Reply: Her argument is ridiculous, it is equivalent to saying lung cancer isn’t real because I smoked at one time and I didn’t fall sick. Collins might look at this article in the UK Daily Telegraph from 17th August entitled “Thousands seek compensation after Covid vaccines ‘left them disabled’” which reports “Payments have been awarded for conditions including stroke, heart attack, blood clots, inflammation of the spinal cord and facial paralysis”. The fact that the New Zealand government is still dismissing Covid vaccine injury and gaslighting the victims is a measure of how little you can trust their word on biotechnology deregulation.

Claim: Biotech deregulation has been a financial bonanza overseas. Our farming sector needs to catch up in order to cash up.

Reply: Biotechnology deregulation will turn New Zealand into a target destination for foreign agricultural profiteers wanting suck money out of our profitable farm-based economy. Contrary to the rosy picture painted by Collins, Foster and Luxon, deregulation overseas has ruined the financial stability and sustainability of traditional farming communities. See for example this report on the long term effect of unregulated GMO crops on African farming.
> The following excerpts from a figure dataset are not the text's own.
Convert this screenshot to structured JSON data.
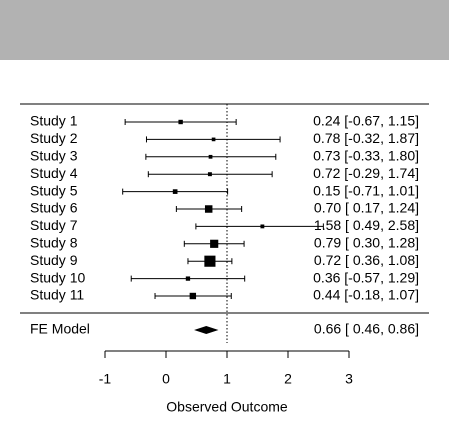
{
  "chart_data": {
    "type": "forest",
    "xlabel": "Observed Outcome",
    "categories": [
      "Study 1",
      "Study 2",
      "Study 3",
      "Study 4",
      "Study 5",
      "Study 6",
      "Study 7",
      "Study 8",
      "Study 9",
      "Study 10",
      "Study 11"
    ],
    "values": [
      0.24,
      0.78,
      0.73,
      0.72,
      0.15,
      0.7,
      1.58,
      0.79,
      0.72,
      0.36,
      0.44
    ],
    "ci_lower": [
      -0.67,
      -0.32,
      -0.33,
      -0.29,
      -0.71,
      0.17,
      0.49,
      0.3,
      0.36,
      -0.57,
      -0.18
    ],
    "ci_upper": [
      1.15,
      1.87,
      1.8,
      1.74,
      1.01,
      1.24,
      2.58,
      1.28,
      1.08,
      1.29,
      1.07
    ],
    "value_labels": [
      "0.24 [-0.67, 1.15]",
      "0.78 [-0.32, 1.87]",
      "0.73 [-0.33, 1.80]",
      "0.72 [-0.29, 1.74]",
      "0.15 [-0.71, 1.01]",
      "0.70 [ 0.17, 1.24]",
      "1.58 [ 0.49, 2.58]",
      "0.79 [ 0.30, 1.28]",
      "0.72 [ 0.36, 1.08]",
      "0.36 [-0.57, 1.29]",
      "0.44 [-0.18, 1.07]"
    ],
    "summary": {
      "name": "FE Model",
      "value": 0.66,
      "ci_lower": 0.46,
      "ci_upper": 0.86,
      "value_label": "0.66 [ 0.46, 0.86]"
    },
    "refline": 1,
    "xlim": [
      -1,
      3
    ],
    "xticks": [
      -1,
      0,
      1,
      2,
      3
    ],
    "color": "#000000"
  }
}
Claim: Prime Minister Chris Luxon claims biotechnology deregulation will be the best thing that has ever happened to New Zealand.

Reply: I leave to you work your way through the fact checking process on this one. You shouldn’t have too much difficulty. Listening to the arguments of our senior politicians, I was struck by their inability to give any credit to the intelligence and insight of our population, who can easily find the evidence of deception and misdirection for themselves with just a few clicks on their keyboard over a very short time period.

In summary, it seems that the government is oblivious to the financial and monopolistic advantage sought by an influential lobby of biotech professionals, corporates, profiteers and investors inside and outside our country calling for the deregulation of biotechnology. They are also in complete denial about the risks. If there is one thing we all care about it is our food. When I worked in Iowa for Genetic ID, a biotech testing and safety company, biotech/chemical giant Monsanto had its HQ nearby. In their staff canteen they served organic food which tells you all you need to know about the safety of biotechnology deregulation and the impact it will have on our food.